И теперь его влекло туда, на север. Что-то звало его, вернее, он сам себя звал. Равнодушно пройдя мимо ЖЭКа, где по утрам им выдавали метлы и обещания не задерживать зарплату, он дошел до остановки. Сел в дребезжащий пустой трамвайчик и поехал на север. Пение у него в груди, у него в голове становилось все громче. И радостней.
Артем проснулся. Потянувшись, он с удовольствием подумал, какой интересный сон ему приснился. Но тут же заметил, что лежит на полу кухни, завернувшись во фланелевое одеяло и со стопкой старых свитеров вместо подушки под головой. Значит, все так и есть. В его комнате спит раненый мальчик, он потратил кучу денег на лекарства, а на плече…Да, на плече у него алел четырехзубый след вилки. И ведь поверил же, на какую-то секунду я ей поверил – усмехнулся, покачав головой, Артем.
Потянувшись, он кое-как встал. Спина неприятно ныла. Окно все еще было распахнуто и серый, грязноватый холод струился по его коже. Артем с надеждой потрогал пузатый бок облупленного чайника – холодный. Понятно.
Он вяло поплелся в душ, раздраженный этим неурядистым утром (и этой неурядистой ночью тоже), невыспавшийся, злой и несчастный. В щелях двери уютно желтело электричество, слышался бодрый плеск воды. Занято.
Да что же это такое, – тоскливо возмутился Артем, – Приютил, называется.
Постояв несколько секунд перед дверью, он постучал и тут же разозлился на самого себя – с каких это пор он робко стучит в двери собственной квартиры? – и решительно рванул дверь на себя.
Он-то просто хотел выразить свое возмущение, но дверь оказалась незаперта и глазам его предстала довольно странная картина.
В ванной, под раковиной, у него стояла стиральная машинка.

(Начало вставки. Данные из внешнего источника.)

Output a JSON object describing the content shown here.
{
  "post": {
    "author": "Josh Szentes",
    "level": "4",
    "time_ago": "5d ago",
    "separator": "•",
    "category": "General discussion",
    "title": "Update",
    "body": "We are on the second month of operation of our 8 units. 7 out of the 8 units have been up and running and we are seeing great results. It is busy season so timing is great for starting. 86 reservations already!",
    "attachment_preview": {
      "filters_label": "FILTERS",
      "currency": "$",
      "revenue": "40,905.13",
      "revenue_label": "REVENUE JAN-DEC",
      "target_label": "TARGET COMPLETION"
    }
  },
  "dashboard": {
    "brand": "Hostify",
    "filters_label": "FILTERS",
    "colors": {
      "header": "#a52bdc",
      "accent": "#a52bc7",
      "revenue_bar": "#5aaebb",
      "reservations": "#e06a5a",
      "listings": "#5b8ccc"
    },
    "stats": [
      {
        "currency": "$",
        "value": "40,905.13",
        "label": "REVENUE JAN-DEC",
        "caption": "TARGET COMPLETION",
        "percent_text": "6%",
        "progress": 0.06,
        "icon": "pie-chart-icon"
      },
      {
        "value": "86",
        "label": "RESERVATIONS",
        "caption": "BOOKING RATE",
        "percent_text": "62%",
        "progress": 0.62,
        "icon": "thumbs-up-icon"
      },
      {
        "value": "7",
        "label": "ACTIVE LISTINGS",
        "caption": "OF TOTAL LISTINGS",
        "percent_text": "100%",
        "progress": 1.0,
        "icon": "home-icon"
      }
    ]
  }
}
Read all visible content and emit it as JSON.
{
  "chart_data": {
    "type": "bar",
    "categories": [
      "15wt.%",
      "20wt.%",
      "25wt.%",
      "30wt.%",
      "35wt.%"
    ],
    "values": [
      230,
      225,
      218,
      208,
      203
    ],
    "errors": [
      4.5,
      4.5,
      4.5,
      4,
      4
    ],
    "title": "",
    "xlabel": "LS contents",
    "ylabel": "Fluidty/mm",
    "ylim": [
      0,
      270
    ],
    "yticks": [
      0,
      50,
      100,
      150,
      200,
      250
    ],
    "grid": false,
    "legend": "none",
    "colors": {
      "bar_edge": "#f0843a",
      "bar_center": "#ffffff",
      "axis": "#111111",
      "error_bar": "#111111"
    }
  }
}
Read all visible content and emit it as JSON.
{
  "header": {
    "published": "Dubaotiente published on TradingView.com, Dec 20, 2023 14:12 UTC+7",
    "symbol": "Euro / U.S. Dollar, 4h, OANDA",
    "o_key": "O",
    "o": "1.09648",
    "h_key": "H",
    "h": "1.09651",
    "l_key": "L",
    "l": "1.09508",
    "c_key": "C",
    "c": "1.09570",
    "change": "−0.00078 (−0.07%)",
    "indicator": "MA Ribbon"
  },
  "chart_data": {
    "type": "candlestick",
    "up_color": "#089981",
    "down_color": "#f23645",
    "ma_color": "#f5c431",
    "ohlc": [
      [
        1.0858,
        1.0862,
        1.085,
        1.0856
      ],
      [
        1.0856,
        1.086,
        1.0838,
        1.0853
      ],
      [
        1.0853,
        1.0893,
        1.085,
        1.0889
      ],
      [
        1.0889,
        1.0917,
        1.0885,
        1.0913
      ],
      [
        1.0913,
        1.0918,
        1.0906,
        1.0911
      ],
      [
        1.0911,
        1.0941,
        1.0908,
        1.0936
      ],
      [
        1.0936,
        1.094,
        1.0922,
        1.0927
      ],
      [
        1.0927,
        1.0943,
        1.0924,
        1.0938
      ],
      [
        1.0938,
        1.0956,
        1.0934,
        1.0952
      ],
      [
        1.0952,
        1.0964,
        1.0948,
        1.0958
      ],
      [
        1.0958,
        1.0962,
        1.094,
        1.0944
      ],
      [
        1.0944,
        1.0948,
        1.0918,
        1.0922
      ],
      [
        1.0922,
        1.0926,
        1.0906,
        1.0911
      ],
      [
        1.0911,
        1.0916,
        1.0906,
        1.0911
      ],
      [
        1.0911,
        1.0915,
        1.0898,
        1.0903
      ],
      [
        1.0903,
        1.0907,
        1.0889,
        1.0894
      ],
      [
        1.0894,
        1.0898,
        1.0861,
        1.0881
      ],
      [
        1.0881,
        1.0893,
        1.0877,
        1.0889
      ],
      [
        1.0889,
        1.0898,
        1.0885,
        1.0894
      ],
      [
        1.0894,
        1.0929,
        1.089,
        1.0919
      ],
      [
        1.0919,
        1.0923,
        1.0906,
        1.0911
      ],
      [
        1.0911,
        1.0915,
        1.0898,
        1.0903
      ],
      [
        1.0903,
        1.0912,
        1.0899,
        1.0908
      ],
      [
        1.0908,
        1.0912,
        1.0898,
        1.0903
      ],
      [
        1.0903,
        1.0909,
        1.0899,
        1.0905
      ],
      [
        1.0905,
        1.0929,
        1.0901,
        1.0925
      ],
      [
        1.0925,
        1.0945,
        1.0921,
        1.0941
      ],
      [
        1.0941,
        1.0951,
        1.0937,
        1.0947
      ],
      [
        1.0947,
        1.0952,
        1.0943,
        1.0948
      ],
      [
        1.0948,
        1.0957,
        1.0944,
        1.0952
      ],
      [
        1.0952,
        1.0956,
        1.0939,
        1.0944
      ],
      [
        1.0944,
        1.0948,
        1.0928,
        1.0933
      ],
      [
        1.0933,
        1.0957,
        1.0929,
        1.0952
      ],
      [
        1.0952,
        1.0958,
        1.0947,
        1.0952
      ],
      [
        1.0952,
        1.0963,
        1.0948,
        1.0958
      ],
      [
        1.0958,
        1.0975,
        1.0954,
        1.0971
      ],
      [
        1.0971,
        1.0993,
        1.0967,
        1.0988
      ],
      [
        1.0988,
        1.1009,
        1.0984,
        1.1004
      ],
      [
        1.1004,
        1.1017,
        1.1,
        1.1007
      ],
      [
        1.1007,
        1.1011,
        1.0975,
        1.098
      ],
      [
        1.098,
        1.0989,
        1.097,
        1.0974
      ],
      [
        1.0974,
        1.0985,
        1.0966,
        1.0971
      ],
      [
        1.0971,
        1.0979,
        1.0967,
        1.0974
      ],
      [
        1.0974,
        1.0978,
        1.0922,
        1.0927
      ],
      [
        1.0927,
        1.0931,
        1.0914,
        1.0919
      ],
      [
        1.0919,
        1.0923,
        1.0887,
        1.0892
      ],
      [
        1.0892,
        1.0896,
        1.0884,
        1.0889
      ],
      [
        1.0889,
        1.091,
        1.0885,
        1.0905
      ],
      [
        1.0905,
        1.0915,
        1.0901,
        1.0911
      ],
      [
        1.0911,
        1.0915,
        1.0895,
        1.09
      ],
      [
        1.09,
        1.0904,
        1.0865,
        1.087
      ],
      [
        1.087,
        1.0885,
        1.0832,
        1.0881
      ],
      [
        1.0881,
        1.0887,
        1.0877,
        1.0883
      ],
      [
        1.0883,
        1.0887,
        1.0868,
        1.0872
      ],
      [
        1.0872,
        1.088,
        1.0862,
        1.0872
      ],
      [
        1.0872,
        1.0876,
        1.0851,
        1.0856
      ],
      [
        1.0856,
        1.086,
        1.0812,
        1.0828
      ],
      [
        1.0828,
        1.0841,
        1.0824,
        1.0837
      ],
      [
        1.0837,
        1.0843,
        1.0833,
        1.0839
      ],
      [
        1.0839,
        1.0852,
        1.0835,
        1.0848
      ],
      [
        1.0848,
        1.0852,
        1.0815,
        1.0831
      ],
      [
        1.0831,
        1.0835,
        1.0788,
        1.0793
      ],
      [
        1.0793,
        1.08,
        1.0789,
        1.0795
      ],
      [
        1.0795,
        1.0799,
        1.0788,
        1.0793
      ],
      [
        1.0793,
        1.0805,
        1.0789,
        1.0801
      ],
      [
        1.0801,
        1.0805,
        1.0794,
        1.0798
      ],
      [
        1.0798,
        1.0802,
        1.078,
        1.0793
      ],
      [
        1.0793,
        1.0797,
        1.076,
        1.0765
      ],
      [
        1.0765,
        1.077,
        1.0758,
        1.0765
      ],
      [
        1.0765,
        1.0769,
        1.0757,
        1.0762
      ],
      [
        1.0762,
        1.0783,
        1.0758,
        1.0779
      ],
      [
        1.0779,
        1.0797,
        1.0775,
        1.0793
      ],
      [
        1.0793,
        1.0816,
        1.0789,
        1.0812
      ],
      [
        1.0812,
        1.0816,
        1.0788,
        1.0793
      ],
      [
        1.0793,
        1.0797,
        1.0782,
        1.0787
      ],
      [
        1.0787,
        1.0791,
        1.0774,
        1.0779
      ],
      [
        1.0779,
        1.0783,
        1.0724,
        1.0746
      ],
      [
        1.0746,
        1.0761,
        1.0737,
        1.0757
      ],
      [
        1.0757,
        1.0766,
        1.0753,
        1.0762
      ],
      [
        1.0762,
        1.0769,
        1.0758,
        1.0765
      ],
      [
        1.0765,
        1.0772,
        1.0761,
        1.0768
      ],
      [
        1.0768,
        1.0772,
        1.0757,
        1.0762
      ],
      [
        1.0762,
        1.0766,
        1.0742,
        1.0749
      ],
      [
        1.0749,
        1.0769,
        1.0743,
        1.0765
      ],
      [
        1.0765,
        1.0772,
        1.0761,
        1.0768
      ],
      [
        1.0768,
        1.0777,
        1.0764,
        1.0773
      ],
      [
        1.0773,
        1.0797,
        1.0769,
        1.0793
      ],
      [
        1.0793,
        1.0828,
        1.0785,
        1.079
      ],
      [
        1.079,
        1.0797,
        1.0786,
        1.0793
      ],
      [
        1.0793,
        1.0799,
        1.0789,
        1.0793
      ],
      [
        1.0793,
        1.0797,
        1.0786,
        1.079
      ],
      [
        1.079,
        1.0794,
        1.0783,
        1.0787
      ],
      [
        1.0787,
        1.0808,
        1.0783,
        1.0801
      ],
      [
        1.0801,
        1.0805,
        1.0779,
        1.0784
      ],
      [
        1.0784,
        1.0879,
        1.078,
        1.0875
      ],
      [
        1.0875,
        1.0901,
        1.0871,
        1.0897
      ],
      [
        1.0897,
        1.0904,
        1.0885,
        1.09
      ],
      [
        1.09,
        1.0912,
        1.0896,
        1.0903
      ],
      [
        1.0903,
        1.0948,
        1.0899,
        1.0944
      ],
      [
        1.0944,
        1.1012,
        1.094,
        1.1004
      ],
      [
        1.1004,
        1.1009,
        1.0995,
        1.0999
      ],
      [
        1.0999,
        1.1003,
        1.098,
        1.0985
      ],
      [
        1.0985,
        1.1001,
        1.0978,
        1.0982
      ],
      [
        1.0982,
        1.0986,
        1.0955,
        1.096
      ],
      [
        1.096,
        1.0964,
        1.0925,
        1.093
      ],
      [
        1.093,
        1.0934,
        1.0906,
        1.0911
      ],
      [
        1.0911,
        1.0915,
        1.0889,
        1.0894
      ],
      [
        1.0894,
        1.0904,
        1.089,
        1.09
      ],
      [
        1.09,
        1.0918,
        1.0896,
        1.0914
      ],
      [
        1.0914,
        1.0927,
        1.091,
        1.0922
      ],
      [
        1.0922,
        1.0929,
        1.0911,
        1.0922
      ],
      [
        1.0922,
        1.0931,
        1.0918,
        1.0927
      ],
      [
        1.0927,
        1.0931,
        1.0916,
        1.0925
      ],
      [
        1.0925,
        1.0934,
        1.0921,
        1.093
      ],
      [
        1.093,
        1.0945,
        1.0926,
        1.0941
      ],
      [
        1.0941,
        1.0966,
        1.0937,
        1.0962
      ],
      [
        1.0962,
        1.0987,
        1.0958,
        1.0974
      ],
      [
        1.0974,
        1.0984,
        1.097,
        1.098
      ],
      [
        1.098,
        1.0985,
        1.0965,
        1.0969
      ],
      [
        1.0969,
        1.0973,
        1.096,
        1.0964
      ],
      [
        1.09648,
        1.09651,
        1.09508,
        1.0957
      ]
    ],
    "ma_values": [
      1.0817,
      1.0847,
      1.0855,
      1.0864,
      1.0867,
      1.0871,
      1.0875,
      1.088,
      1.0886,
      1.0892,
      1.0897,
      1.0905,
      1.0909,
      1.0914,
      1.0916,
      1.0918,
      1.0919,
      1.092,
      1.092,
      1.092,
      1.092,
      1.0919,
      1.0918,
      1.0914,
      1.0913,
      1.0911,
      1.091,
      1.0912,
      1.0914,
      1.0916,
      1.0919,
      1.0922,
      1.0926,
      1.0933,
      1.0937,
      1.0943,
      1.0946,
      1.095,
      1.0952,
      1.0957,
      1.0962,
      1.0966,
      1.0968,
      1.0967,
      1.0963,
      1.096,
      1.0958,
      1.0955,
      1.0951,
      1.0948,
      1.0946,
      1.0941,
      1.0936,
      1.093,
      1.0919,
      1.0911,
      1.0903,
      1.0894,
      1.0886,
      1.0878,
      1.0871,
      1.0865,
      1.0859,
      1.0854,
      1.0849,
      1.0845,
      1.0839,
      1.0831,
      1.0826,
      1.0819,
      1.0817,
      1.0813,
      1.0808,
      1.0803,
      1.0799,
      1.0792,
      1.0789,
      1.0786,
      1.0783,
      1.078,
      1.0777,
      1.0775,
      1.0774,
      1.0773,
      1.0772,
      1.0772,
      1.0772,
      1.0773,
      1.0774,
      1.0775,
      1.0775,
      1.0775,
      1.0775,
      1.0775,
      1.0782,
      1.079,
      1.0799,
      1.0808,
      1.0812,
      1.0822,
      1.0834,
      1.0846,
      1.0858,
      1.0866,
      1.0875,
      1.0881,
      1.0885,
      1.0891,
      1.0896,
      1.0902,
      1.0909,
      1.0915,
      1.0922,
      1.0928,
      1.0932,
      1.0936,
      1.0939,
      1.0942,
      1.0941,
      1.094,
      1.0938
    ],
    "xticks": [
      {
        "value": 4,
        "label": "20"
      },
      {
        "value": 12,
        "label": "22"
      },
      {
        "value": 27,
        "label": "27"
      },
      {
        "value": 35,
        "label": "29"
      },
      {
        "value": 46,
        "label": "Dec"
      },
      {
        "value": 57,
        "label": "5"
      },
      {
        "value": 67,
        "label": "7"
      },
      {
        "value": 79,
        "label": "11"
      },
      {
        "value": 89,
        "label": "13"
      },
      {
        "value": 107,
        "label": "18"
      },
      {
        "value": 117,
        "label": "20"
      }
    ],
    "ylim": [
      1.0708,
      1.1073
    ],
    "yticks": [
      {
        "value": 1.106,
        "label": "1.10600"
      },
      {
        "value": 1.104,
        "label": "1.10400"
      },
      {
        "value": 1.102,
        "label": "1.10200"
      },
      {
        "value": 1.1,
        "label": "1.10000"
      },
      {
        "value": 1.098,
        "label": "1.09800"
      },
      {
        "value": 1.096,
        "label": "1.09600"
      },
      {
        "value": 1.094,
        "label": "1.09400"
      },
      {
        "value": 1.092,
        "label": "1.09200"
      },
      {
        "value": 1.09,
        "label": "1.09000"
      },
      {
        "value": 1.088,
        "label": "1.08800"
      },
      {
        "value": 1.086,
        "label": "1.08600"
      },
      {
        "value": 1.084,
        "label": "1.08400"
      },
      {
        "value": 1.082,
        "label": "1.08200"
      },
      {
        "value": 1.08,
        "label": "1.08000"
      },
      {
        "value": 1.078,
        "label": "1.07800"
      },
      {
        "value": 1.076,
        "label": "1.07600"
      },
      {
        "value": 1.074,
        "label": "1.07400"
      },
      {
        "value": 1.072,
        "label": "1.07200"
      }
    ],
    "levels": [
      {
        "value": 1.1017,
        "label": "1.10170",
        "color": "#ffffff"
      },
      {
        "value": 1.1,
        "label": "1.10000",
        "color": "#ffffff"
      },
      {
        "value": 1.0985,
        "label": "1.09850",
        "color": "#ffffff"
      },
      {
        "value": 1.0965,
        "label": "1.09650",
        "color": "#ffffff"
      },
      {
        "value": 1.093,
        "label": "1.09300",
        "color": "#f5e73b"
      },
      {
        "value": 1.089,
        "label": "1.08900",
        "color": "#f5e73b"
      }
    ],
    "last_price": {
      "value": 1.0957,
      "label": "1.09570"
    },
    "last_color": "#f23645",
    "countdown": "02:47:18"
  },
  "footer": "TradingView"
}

Не заметить ее было невозможно – даже если вы по рассеянности, или, скажем, спросонья, не видели выпирающую ее грань, то вскоре получали этой самой гранью по ноге – так вот, на стиральной машинке стояла открытая мыльница. А над плещущейся ванной склонилась девочка. Локти ее энергично двигались – судя по всему, она стирала.
Вторжения Артема она так и не услышала, и он несколько секунд взирал на ее труд с некоторым даже благоговением.
– Вы чего? Из какой-то коммуны, что ли?
Девочка подскочила, с какой-то танцевальной нелепостью размахнула руками и обернулась.
– Ффуу… – с забавной правдоподобностью жеста держась за сердце, ответила она. К мокрому лбу у нее прилипла прядка волос, руки были в какой-то пене – в общем, она смотрелась очень трогательно, – Здравствуйте!
А я уж испугалась, – довольно добавила она и улыбнулась.
– Привет. Ты чего вручную стираешь?
– Чего? – недоумение было вполне искренним, и Артем одновременно развеселился, удивился и насторожился.
– Стиральная машинка, – тоном человека, говорящего обитателям какого-нибудь Алепсоса-18 « Мы пришли с миром», показал он, – Она стирает.
Девочка недоуменно смотрела в указанном им направлении.
Артем вздохнул, заглянул в ванну – вода была мыльная и чуть розоватая, в ней вяло колыхались какие-то темные ткани, смахивающие на помесь медузы с пиявкой. Выпустил воду, не выжимая, забросил одежду в машинку, показал, как включать и на что нажимать.
Он до некоторой степени ожидал дикарских восторгов, но Гипнос смотрела подозрительно.
– Она точно отстирает? Там кровь, ее сложно счистить!
Артем вздрогнул. Да, приятель, а ты уж позабыл…
– Отмоет, – хмуро ответил он, – Тебе нужно в душ?
– Эээ…Да.
Это ты знаешь, – про себя заключил Артем, – Залезай тогда, я после тебя.
Покинув ванну, он с несколько улучшившимся настроением прошел на кухню, закрыл окно и поставил чайник на огонь. Закурил, по телу, как всегда, когда куришь до завтрака, разлилась приятная слабость.